In ihren Schreiben weisen die Initiativen darauf hin, dass die Flüchtlingsfamilie über Spanien nach Deutschland eingereist sei und aufgrund der dort erfolgten Erstregistrierung nun nach Spanien rückgeführt werden solle.
In Spanien erwarte die Familie eine erneute Entwurzelung und die Gefahr, obdachlos zu werden. Denn die Plätze in den dortigen Aufnahmeeinrichtungen seien rar , und die maximale Aufenthaltsdauer betrage sechs Monate, heißt es in der Mitteilung des „Bündnisses gegen Abschiebungen“. Eine Familie aus ihrem neu gewonnen Umfeld zu reißen, halte man für „vollkommen verantwortungslos“. Eine Abschiebung könne schwerwiegende Folgen für die Familie haben. Besonders, da die Nachwirkungen einer schweren Krankheit von einem der drei Kinder berücksichtigt werden müssten.

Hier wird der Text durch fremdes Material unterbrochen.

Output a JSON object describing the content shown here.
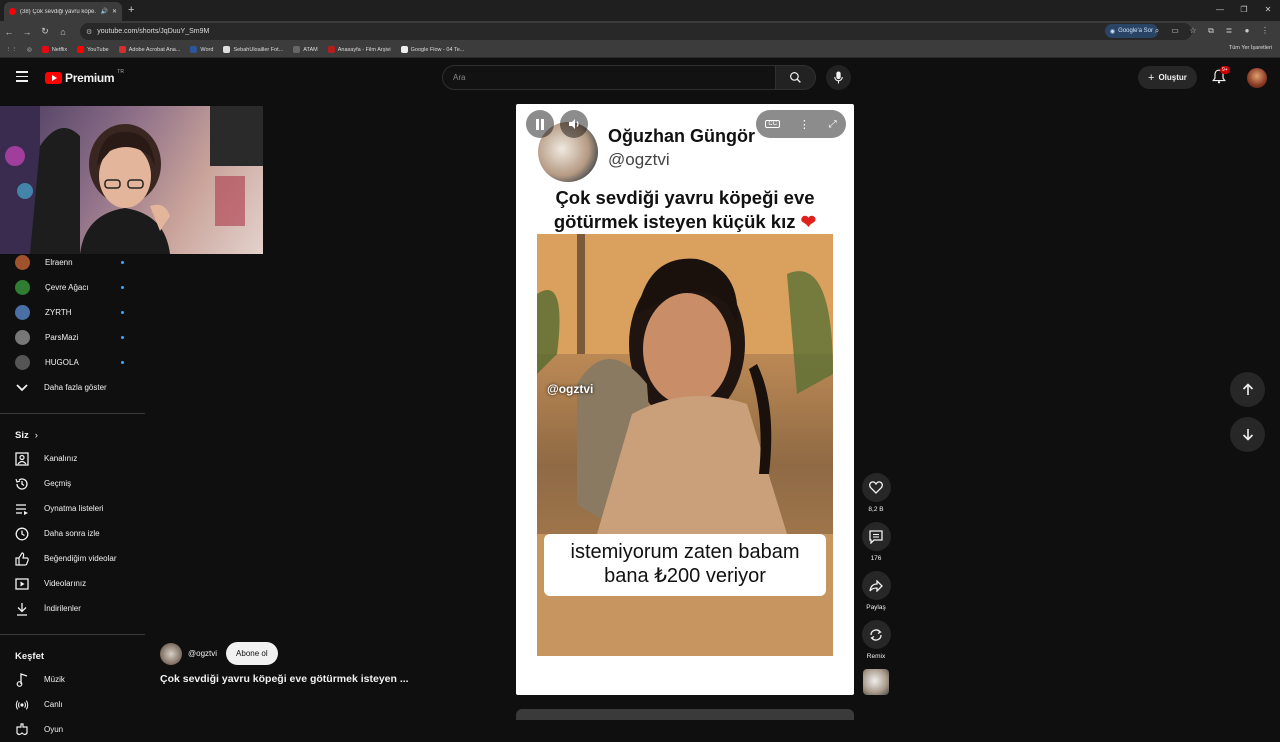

Auch die Roxeler Flüchtlingshilfe verweist in ihrer Mitteilung darauf, dass eines der Kinder nach wie vor unter starken Beschwerden aufgrund einer im Jahr 2016 festgestellten schweren Erkrankung leide. Wenn die Stadt Münster in diesem Zusammenhang darauf verweise, dass Flüchtlinge auch in Spanien Zugang zum dortigen Gesundheitssystem hätten, dann mache dies die Mitglieder der Flüchtlingshilfe einfach nur sprachlos.
Weiterhin heißt es, dass die drei Kinder der iranischen Familie „mittlerweile bestens integriert“ seien. Der älteste Sohn habe innerhalb kürzester Zeit Deutsch gelernt. Er könne im Sommer sogar auf eine Realschule wechseln. Das sei für ihn und seine Unterstützer aus Lehrern und Elternschaft der Roxeler Grundschule ein enormer Kraftakt gewesen. Die Flüchtlingshilfe hofft, dass die Chance der Flüchtlingsfamilie auf eine gesunde und sichere Zukunft hierzulande „nicht jäh zerstört wird“.